Deseó que todos sintiesen remordimientos de conciencia. Auténticos remordimientos de conciencia. Observó las baldosas de goma mientras recorría el túnel de vestuarios, pero se detuvo un segundo cuando se encontró de frente un pecho de esculturales músculos, unos marcados abdominales y una herradura tatuada justo por encima de los calzoncillos. Era Luc Martineau. La mirada de Jane ascendió por el pecho, la mandíbula y la boca, hasta alcanzar la profunda sensualidad de su labio superior, llegando a su recta nariz y sus hermosos ojos azules, que la miraban fijamente.

– ¡Tú! -exclamó ella.

Él enarcó lentamente una ceja al tiempo que Jane explotaba.

– Tú eres el culpable -dijo Jane-. Sé que has sido tú. Supongo que no te importaba que yo necesitase el trabajo. Tú la cagas en la portería y a mí me despiden. -Sintió que le ardían los ojos y eso la enardeció aún más- ¿A quién culpasteis por la última derrota? Y si hoy perdéis, ¿a quién vais a culpar? Tú… tú… -tartamudeó.

La parte racional de su cerebro le dijo que cerrase la boca, que lo dejase mientras pudiese. Que siguiese caminando y dejase atrás a Luc ahora que aún conservaba su dignidad. Lo malo era que ya había ido demasiado lejos como para escuchar a la parte racional de su cerebro.
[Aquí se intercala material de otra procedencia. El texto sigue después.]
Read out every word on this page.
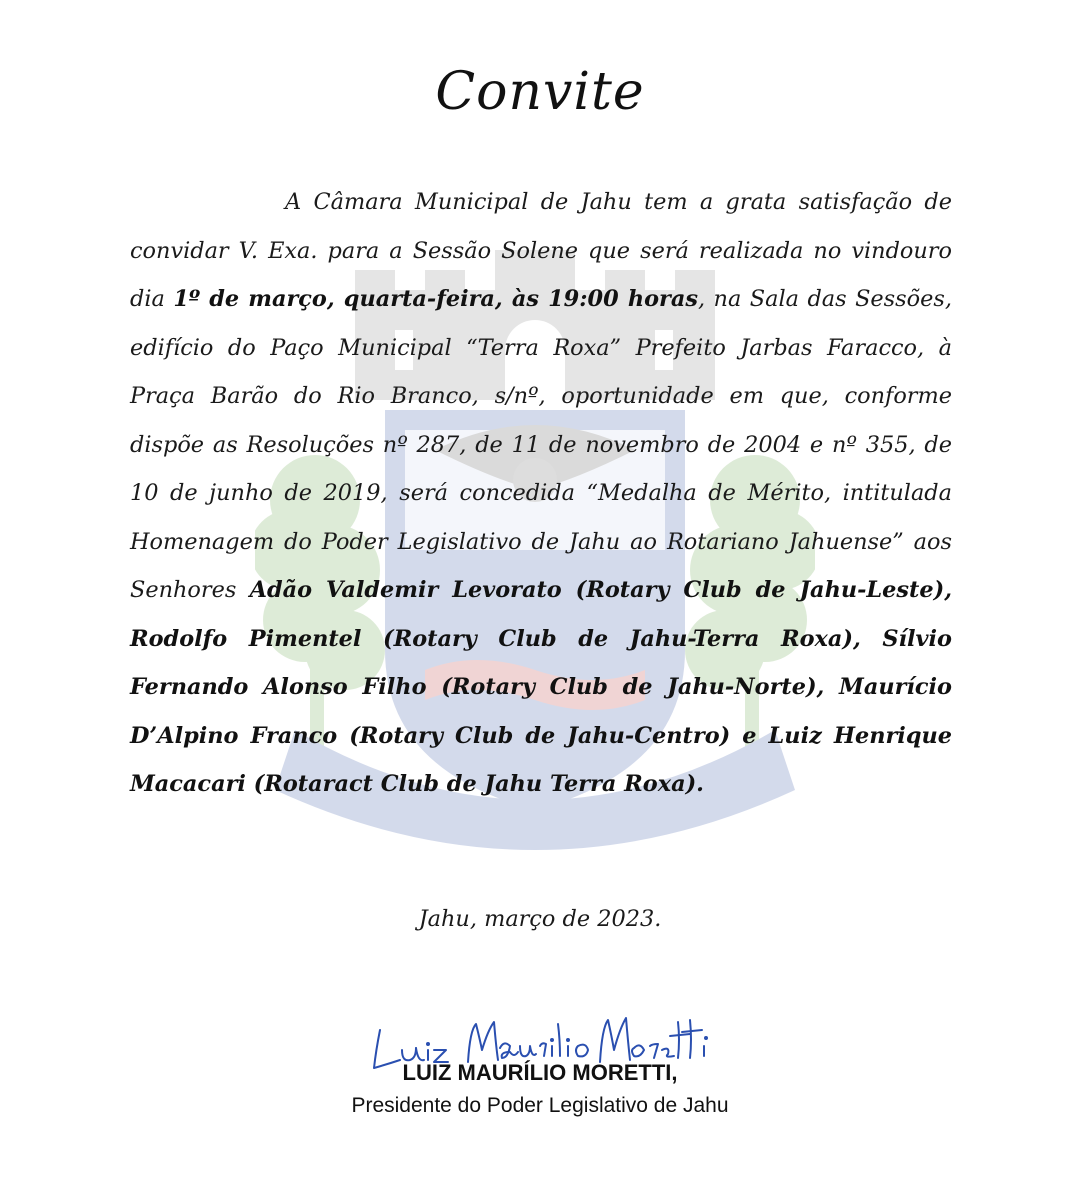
Convite

A Câmara Municipal de Jahu tem a grata satisfação de convidar V. Exa. para a Sessão Solene que será realizada no vindouro dia 1º de março, quarta-feira, às 19:00 horas, na Sala das Sessões, edifício do Paço Municipal “Terra Roxa” Prefeito Jarbas Faracco, à Praça Barão do Rio Branco, s/nº, oportunidade em que, conforme dispõe as Resoluções nº 287, de 11 de novembro de 2004 e nº 355, de 10 de junho de 2019, será concedida “Medalha de Mérito, intitulada Homenagem do Poder Legislativo de Jahu ao Rotariano Jahuense” aos Senhores Adão Valdemir Levorato (Rotary Club de Jahu-Leste), Rodolfo Pimentel (Rotary Club de Jahu-Terra Roxa), Sílvio Fernando Alonso Filho (Rotary Club de Jahu-Norte), Maurício D’Alpino Franco (Rotary Club de Jahu-Centro) e Luiz Henrique Macacari (Rotaract Club de Jahu Terra Roxa).

Jahu, março de 2023.
LUIZ MAURÍLIO MORETTI,
Presidente do Poder Legislativo de Jahu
– ¿Le llamaste pedazo de tonto? -le preguntó Caroline esa misma noche mientras las dos estaban sentadas en el sofá de Jane observando las llamas de la chimenea de gas tras los falsos troncos-. ¿Por qué no te soltaste la melena y le llamaste cabeza de chorlito también?

Jane gruñó. Habían pasado unas cuantas horas, pero seguía retorciéndose de vergüenza.
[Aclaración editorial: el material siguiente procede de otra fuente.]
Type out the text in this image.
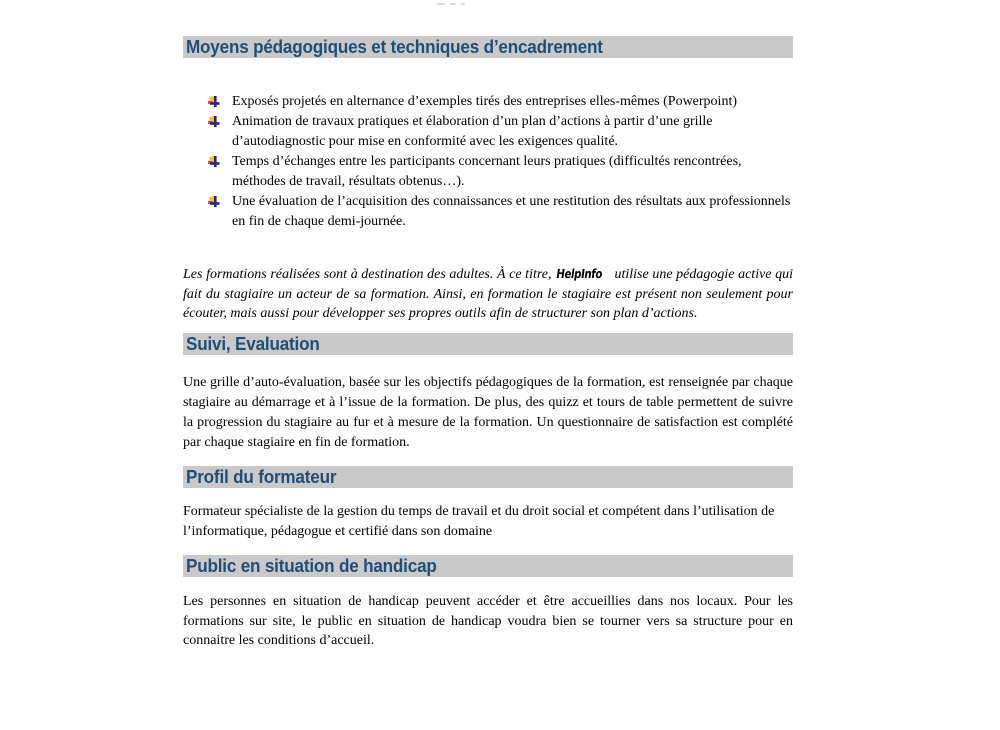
Moyens pédagogiques et techniques d’encadrement
Exposés projetés en alternance d’exemples tirés des entreprises elles-mêmes (Powerpoint)
Animation de travaux pratiques et élaboration d’un plan d’actions à partir d’une grille d’autodiagnostic pour mise en conformité avec les exigences qualité.
Temps d’échanges entre les participants concernant leurs pratiques (difficultés rencontrées, méthodes de travail, résultats obtenus…).
Une évaluation de l’acquisition des connaissances et une restitution des résultats aux professionnels en fin de chaque demi-journée.

Les formations réalisées sont à destination des adultes. À ce titre, HelpInfo utilise une pédagogie active qui fait du stagiaire un acteur de sa formation. Ainsi, en formation le stagiaire est présent non seulement pour écouter, mais aussi pour développer ses propres outils afin de structurer son plan d’actions.

Suivi, Evaluation

Une grille d’auto-évaluation, basée sur les objectifs pédagogiques de la formation, est renseignée par chaque stagiaire au démarrage et à l’issue de la formation. De plus, des quizz et tours de table permettent de suivre la progression du stagiaire au fur et à mesure de la formation. Un questionnaire de satisfaction est complété par chaque stagiaire en fin de formation.

Profil du formateur

Formateur spécialiste de la gestion du temps de travail et du droit social et compétent dans l’utilisation de l’informatique, pédagogue et certifié dans son domaine

Public en situation de handicap

Les personnes en situation de handicap peuvent accéder et être accueillies dans nos locaux. Pour les formations sur site, le public en situation de handicap voudra bien se tourner vers sa structure pour en connaitre les conditions d’accueil.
– Déjalo ya -suplicó subiéndose las gafas sobre el puente de la nariz-. El único consuelo que me queda es que nunca más volveré a ver a Luc Martineau.

Pero ni siquiera había pensado que pudiese olvidar el modo en que él había reaccionado: una especie de azoramiento seguido de risas. Jane había querido morirse en ese mismo instante, pero no podía culparle por haberse reído de ella. Probablemente no le habían llamado pedazo de tonto desde la escuela primaria.
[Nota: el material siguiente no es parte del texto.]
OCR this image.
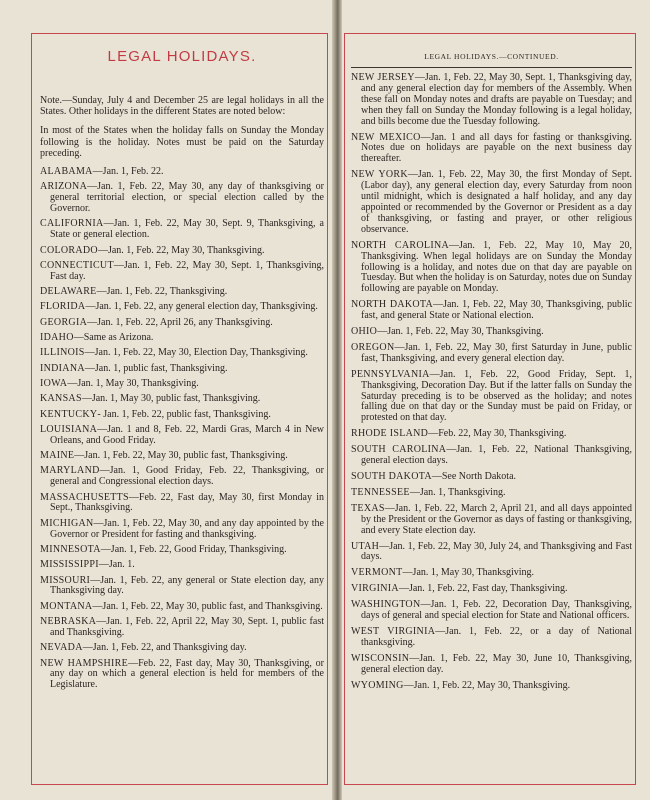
LEGAL HOLIDAYS.

Note.—Sunday, July 4 and December 25 are legal holidays in all the States. Other holidays in the different States are noted below:

In most of the States when the holiday falls on Sunday the Monday following is the holiday. Notes must be paid on the Saturday preceding.

ALABAMA—Jan. 1, Feb. 22.

ARIZONA—Jan. 1, Feb. 22, May 30, any day of thanksgiving or general territorial election, or special election called by the Governor.

CALIFORNIA—Jan. 1, Feb. 22, May 30, Sept. 9, Thanksgiving, a State or general election.

COLORADO—Jan. 1, Feb. 22, May 30, Thanksgiving.

CONNECTICUT—Jan. 1, Feb. 22, May 30, Sept. 1, Thanksgiving, Fast day.

DELAWARE—Jan. 1, Feb. 22, Thanksgiving.

FLORIDA—Jan. 1, Feb. 22, any general election day, Thanksgiving.

GEORGIA—Jan. 1, Feb. 22, April 26, any Thanksgiving.

IDAHO—Same as Arizona.

ILLINOIS—Jan. 1, Feb. 22, May 30, Election Day, Thanksgiving.

INDIANA—Jan. 1, public fast, Thanksgiving.

IOWA—Jan. 1, May 30, Thanksgiving.

KANSAS—Jan. 1, May 30, public fast, Thanksgiving.

KENTUCKY- Jan. 1, Feb. 22, public fast, Thanksgiving.

LOUISIANA—Jan. 1 and 8, Feb. 22, Mardi Gras, March 4 in New Orleans, and Good Friday.

MAINE—Jan. 1, Feb. 22, May 30, public fast, Thanksgiving.

MARYLAND—Jan. 1, Good Friday, Feb. 22, Thanksgiving, or general and Congressional election days.

MASSACHUSETTS—Feb. 22, Fast day, May 30, first Monday in Sept., Thanksgiving.

MICHIGAN—Jan. 1, Feb. 22, May 30, and any day appointed by the Governor or President for fasting and thanksgiving.

MINNESOTA—Jan. 1, Feb. 22, Good Friday, Thanksgiving.

MISSISSIPPI—Jan. 1.

MISSOURI—Jan. 1, Feb. 22, any general or State election day, any Thanksgiving day.

MONTANA—Jan. 1, Feb. 22, May 30, public fast, and Thanksgiving.

NEBRASKA—Jan. 1, Feb. 22, April 22, May 30, Sept. 1, public fast and Thanksgiving.

NEVADA—Jan. 1, Feb. 22, and Thanksgiving day.

NEW HAMPSHIRE—Feb. 22, Fast day, May 30, Thanksgiving, or any day on which a general election is held for members of the Legislature.

LEGAL HOLIDAYS.—CONTINUED.

NEW JERSEY—Jan. 1, Feb. 22, May 30, Sept. 1, Thanksgiving day, and any general election day for members of the Assembly. When these fall on Monday notes and drafts are payable on Tuesday; and when they fall on Sunday the Monday following is a legal holiday, and bills become due the Tuesday following.

NEW MEXICO—Jan. 1 and all days for fasting or thanksgiving. Notes due on holidays are payable on the next business day thereafter.

NEW YORK—Jan. 1, Feb. 22, May 30, the first Monday of Sept. (Labor day), any general election day, every Saturday from noon until midnight, which is designated a half holiday, and any day appointed or recommended by the Governor or President as a day of thanksgiving, or fasting and prayer, or other religious observance.

NORTH CAROLINA—Jan. 1, Feb. 22, May 10, May 20, Thanksgiving. When legal holidays are on Sunday the Monday following is a holiday, and notes due on that day are payable on Tuesday. But when the holiday is on Saturday, notes due on Sunday following are payable on Monday.

NORTH DAKOTA—Jan. 1, Feb. 22, May 30, Thanksgiving, public fast, and general State or National election.

OHIO—Jan. 1, Feb. 22, May 30, Thanksgiving.

OREGON—Jan. 1, Feb. 22, May 30, first Saturday in June, public fast, Thanksgiving, and every general election day.

PENNSYLVANIA—Jan. 1, Feb. 22, Good Friday, Sept. 1, Thanksgiving, Decoration Day. But if the latter falls on Sunday the Saturday preceding is to be observed as the holiday; and notes falling due on that day or the Sunday must be paid on Friday, or protested on that day.

RHODE ISLAND—Feb. 22, May 30, Thanksgiving.

SOUTH CAROLINA—Jan. 1, Feb. 22, National Thanksgiving, general election days.

SOUTH DAKOTA—See North Dakota.

TENNESSEE—Jan. 1, Thanksgiving.

TEXAS—Jan. 1, Feb. 22, March 2, April 21, and all days appointed by the President or the Governor as days of fasting or thanksgiving, and every State election day.

UTAH—Jan. 1, Feb. 22, May 30, July 24, and Thanksgiving and Fast days.

VERMONT—Jan. 1, May 30, Thanksgiving.

VIRGINIA—Jan. 1, Feb. 22, Fast day, Thanksgiving.

WASHINGTON—Jan. 1, Feb. 22, Decoration Day, Thanksgiving, days of general and special election for State and National officers.

WEST VIRGINIA—Jan. 1, Feb. 22, or a day of National thanksgiving.

WISCONSIN—Jan. 1, Feb. 22, May 30, June 10, Thanksgiving, general election day.

WYOMING—Jan. 1, Feb. 22, May 30, Thanksgiving.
– Qué mierda -dijo Caroline antes de llevarse la copa de vino a los labios. Había recogido su brillante pelo rubio en una perfecta cola de caballo y, como siempre, estaba preciosa-. Había pensado que podrías presentarme a Rob Sutter.

– ¿Martillo? -Jane meneó la cabeza y bebió un trago de su gin-tonic-. Siempre tiene la nariz rota y algún ojo morado.

Caroline sonrió con expresión ensoñadora.

– Lo sé -dijo.

– Está casado y tiene una hija.

– Hummm, bueno, a algún soltero, entonces.

– Pensaba que salías con alguien.

– Así es, pero no va a funcionar.

– ¿Por qué?

– No lo sé -respondió Caroline con un suspiro, y dejó la copa de vino sobre la mesita de café-. Lenny es guapo y rico, pero taaaaaan aburrido.

Lo cual significaba que debía de ser bastante normal. Caroline tenía un talento natural para engrandecer cualquier mínimo defecto.

– ¿Quieres que veamos el partido? -preguntó Caroline.

Jane negó con la cabeza.

– Qué va.

Le tentaba la idea de pasar los canales con el mando a distancia y ver cómo iba el marcador. Pero eso sólo haría que las cosas empeorasen.

– Tal vez pierdan los Chinooks. Eso quizá te haría sentir mejor.

En absoluto.

– No. -Jane apoyó la cabeza en el sofá tapizado con motivos florales-. No quiero volver a ver un partido de hockey nunca más.

Pero no era cierto. Quería estar en las cabinas de prensa u ocupando un asiento cerca de la acción. Quería sentir la energía, presenciar un partido, la lucha en las esquinas, o a Luc efectuando una parada perfecta.

– Justo cuando creía que estaba haciendo progresos con los chicos del equipo, me dan una patada en el culo. Les gané a Rob y a Luc jugando a los dardos, y se metieron conmigo diciendo que llevaba gafas de lesbiana. Y esa noche ya no me llamaron por teléfono. Sé que no éramos amigos, pero pensé que estaban empezando a confiar en mí y a aceptarme. -Recapacitó durante unos segundos y añadió-: Son unos energúmenos.

Caroline le echó un vistazo a su reloj.

– Llevo aquí un cuarto de hora y todavía no me has hablado de lo que realmente importa.

Jane no tuvo que preguntarle a su amiga a qué se refería. Conocía muy bien a Caroline.

– Creía que habías venido a apoyarme, pero lo único que quieres es que te cuente historias del vestuario.

– He venido para apoyarte… -Se volvió hacia Jane y extendió un brazo sobre el respaldo del sofá-. Más tarde.

Ya no debía a los jugadores ninguna clase de lealtad, y además tampoco iba a escribir un libro sobre ellos.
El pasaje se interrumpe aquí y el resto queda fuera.